In mainland China, the benchmark Shanghai Composite Index tumbled 4.5 per cent to 2,603.89 by the lunch break, having briefly touched a four-year low of 2,601.84 during the morning.
On the tech-heavy Shenzhen exchange, the Shenzhen Composite Index and the start-up board, the ChiNext, both lost more than 5 per cent by noon.
Capital fled mainland China for overseas. Net outflows from the Shanghai and Shenzhen exchanges totalled 3.5 billion yuan on Thursday morning, according to data from the Stock Connect scheme linking mainland and Hong Kong markets.
Combined half-day turnover for Shanghai and Shenzhen markets stood at 222.1 billion yuan, almost equal to Wednesday’s full-day turnover of 236 billion yuan.
Elsewhere in Asia, Japan’s Nikkei 225 dropped heavily, falling 4.2 per cent to 22,514.14. Australia’s S&P/ASX200 lost 2.5 per cent to 5,899.20. South Korea’s Kospi fell 3.7 per cent to 2,145.42.

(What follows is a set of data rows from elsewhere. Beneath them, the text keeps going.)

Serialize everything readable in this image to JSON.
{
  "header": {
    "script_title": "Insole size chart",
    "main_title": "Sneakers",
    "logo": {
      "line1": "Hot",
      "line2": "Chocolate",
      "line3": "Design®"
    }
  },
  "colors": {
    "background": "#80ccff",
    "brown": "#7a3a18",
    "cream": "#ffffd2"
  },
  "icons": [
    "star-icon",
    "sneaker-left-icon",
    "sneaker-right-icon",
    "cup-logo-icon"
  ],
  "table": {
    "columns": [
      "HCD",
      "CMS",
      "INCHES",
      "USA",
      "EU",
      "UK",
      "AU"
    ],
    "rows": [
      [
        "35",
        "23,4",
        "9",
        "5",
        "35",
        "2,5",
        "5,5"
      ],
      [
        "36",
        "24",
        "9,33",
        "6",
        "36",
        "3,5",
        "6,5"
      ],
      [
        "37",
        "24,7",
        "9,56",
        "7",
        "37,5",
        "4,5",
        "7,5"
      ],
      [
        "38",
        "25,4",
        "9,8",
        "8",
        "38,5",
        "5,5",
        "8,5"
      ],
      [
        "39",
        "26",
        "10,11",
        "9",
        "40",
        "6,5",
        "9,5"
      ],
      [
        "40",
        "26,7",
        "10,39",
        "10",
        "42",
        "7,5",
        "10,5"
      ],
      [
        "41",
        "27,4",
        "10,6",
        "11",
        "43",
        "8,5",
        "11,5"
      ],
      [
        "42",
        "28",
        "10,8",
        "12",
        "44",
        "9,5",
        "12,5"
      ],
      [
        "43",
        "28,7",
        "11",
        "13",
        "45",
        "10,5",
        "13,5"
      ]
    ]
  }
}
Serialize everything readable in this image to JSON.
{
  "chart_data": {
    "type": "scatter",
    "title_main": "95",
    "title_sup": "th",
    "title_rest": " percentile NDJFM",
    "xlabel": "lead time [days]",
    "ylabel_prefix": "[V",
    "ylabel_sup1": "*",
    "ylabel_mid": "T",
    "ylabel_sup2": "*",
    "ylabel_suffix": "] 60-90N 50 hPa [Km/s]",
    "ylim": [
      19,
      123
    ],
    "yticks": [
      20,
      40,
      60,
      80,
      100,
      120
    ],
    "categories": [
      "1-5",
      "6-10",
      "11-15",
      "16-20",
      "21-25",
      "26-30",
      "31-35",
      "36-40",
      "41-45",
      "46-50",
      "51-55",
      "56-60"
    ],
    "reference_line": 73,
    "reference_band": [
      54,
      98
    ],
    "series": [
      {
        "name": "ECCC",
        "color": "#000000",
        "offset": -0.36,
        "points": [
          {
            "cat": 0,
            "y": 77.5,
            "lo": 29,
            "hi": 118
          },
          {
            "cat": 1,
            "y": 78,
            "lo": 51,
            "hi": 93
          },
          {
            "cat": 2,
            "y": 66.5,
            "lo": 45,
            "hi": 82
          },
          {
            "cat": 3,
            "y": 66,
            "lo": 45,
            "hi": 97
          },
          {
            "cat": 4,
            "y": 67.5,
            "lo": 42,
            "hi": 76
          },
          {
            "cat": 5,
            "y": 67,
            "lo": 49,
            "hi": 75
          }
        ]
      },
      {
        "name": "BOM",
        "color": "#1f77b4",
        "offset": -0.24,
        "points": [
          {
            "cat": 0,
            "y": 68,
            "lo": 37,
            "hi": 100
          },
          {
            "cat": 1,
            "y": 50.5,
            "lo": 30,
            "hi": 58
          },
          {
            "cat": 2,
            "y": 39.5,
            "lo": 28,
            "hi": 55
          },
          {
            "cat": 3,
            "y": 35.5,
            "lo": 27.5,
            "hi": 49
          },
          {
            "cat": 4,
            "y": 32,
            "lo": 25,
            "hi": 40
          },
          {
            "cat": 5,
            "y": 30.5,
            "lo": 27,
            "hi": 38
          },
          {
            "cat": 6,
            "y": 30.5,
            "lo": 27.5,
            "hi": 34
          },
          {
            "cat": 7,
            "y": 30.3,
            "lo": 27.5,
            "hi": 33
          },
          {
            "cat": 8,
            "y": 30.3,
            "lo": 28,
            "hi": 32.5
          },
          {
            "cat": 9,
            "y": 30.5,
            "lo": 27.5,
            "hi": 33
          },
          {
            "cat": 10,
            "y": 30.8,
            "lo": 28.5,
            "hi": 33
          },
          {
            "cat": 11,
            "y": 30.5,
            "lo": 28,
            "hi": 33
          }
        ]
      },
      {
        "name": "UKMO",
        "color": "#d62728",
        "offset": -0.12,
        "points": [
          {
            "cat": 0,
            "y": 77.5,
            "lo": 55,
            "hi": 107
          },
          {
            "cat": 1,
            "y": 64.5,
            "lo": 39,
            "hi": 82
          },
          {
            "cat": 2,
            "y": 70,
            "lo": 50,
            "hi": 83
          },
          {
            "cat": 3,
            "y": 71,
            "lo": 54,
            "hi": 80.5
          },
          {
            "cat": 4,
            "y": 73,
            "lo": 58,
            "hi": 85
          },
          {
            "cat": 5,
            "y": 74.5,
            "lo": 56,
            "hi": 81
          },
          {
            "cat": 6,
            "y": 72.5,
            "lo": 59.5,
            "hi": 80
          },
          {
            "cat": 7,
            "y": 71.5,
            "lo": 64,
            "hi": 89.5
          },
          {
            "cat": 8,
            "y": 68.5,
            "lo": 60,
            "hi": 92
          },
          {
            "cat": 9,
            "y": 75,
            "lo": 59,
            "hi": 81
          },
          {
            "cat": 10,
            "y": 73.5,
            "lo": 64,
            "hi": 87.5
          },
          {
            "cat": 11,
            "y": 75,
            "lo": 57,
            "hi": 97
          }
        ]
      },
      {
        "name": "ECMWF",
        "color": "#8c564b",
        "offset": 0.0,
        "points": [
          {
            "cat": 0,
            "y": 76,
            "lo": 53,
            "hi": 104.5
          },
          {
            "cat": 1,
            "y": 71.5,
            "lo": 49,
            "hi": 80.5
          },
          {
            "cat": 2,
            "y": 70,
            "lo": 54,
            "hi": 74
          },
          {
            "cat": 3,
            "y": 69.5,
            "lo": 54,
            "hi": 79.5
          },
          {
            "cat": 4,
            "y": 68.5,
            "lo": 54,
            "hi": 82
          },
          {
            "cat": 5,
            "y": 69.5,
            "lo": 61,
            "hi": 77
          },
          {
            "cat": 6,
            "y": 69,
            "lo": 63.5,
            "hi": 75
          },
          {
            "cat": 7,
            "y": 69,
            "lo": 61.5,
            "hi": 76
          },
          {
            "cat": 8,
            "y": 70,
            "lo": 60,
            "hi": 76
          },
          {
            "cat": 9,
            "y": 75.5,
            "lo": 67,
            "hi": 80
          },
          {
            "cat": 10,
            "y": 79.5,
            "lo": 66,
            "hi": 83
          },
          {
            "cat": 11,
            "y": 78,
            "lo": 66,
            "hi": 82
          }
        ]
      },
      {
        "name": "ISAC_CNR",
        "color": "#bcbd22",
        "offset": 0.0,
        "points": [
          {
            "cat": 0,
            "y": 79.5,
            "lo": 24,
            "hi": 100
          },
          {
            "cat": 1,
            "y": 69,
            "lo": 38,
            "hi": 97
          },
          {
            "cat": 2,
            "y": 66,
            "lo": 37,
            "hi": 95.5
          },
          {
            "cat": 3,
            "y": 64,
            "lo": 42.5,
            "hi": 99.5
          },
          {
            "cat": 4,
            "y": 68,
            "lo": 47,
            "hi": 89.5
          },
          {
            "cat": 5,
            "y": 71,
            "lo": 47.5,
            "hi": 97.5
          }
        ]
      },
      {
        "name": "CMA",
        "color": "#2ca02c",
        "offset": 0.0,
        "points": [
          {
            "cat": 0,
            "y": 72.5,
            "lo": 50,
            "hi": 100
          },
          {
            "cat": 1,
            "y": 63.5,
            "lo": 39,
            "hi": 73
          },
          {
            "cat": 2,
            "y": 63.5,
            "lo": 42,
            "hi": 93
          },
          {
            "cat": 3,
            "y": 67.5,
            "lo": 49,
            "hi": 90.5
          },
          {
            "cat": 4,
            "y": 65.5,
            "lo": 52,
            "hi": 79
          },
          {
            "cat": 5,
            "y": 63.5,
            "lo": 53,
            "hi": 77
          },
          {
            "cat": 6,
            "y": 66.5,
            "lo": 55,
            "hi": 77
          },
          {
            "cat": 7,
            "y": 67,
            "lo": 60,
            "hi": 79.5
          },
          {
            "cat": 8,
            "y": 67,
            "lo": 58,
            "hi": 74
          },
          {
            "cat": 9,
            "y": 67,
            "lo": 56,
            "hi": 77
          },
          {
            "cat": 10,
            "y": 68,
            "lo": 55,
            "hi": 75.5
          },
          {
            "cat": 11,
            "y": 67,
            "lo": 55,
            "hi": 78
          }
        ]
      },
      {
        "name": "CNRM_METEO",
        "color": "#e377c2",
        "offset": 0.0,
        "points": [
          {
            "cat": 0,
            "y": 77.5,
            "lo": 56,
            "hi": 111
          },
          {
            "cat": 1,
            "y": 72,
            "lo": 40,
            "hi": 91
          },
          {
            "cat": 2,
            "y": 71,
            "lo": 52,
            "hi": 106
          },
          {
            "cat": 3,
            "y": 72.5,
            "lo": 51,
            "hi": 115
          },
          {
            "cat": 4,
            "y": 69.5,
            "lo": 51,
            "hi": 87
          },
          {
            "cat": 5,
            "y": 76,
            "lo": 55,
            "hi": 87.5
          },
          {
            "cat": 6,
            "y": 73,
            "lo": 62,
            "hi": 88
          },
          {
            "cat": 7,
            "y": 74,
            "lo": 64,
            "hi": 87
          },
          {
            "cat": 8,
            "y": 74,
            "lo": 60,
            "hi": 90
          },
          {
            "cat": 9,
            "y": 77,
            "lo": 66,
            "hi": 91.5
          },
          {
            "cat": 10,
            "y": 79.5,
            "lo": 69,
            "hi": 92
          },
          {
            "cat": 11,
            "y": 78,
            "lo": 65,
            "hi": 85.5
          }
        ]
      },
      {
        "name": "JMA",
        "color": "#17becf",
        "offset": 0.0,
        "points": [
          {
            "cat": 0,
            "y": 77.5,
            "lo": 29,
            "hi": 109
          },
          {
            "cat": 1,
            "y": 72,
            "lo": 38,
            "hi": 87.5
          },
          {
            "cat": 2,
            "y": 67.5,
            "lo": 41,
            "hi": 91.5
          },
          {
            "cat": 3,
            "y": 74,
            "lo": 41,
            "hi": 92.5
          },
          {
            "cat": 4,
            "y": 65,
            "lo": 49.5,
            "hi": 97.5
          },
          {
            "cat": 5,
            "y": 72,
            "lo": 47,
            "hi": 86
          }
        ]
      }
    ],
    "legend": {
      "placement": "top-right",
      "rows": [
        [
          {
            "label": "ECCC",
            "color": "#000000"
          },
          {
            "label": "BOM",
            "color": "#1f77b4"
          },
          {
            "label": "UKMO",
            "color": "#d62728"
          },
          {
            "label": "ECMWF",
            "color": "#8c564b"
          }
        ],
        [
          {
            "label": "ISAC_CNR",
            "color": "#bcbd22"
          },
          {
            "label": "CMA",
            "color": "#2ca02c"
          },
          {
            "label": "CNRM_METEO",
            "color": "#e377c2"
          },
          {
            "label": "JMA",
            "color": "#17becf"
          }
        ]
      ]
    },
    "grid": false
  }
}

On the currency front, the Chinese authorities set the yuan’s daily guidance rate at 6.9098 per US dollar, the lowest in 19 months. It is the eighth straight day the central bank has lowered the reference rate.
On Thursday morning, the onshore yuan weakened 0.1 per cent to 6.9317 against the US dollar, while the offshore rate dropped 0.3 per cent to 6.9420.
Innes said the Chinese yuan’s decline is likely to continue.
“The PBOC (People’s Bank of China) appears to be in little rush to stem the weakening tide, despite the apparent risk from capital outflows and more equity liquidations,” he said.
US stocks slump as Trump blames ‘crazy’ Fed and traders urge against panic
Overnight in the US, the Dow Jones Industrial Average and the S&P 500 both slid more than 3 per cent, their worst days since February. The Nasdaq logged a 4.1 per cent loss, the biggest decline of 2018.
The yield on the US 10-year Treasury note briefly jumped to 3.23 per cent, before dropping back slightly.
US President Donald Trump on Wednesday lashed out at the Federal Reserve’s tightening policy again, reiterating his preference for lower interest rates.
“The Fed is making a mistake. They’re so tight. I think the Fed has gone crazy,” he told a group of reporters in Pennsylvania, according to the Financial Times.
“It’s a correction that we’ve been waiting for, for a long time. But I really disagree with what the Fed is doing, OK?”
On the same day, US Treasury Secretary Steven Mnuchin warned China against “competitive devaluation” of the yuan as the US-China trade war escalated, according to a Financial Times report.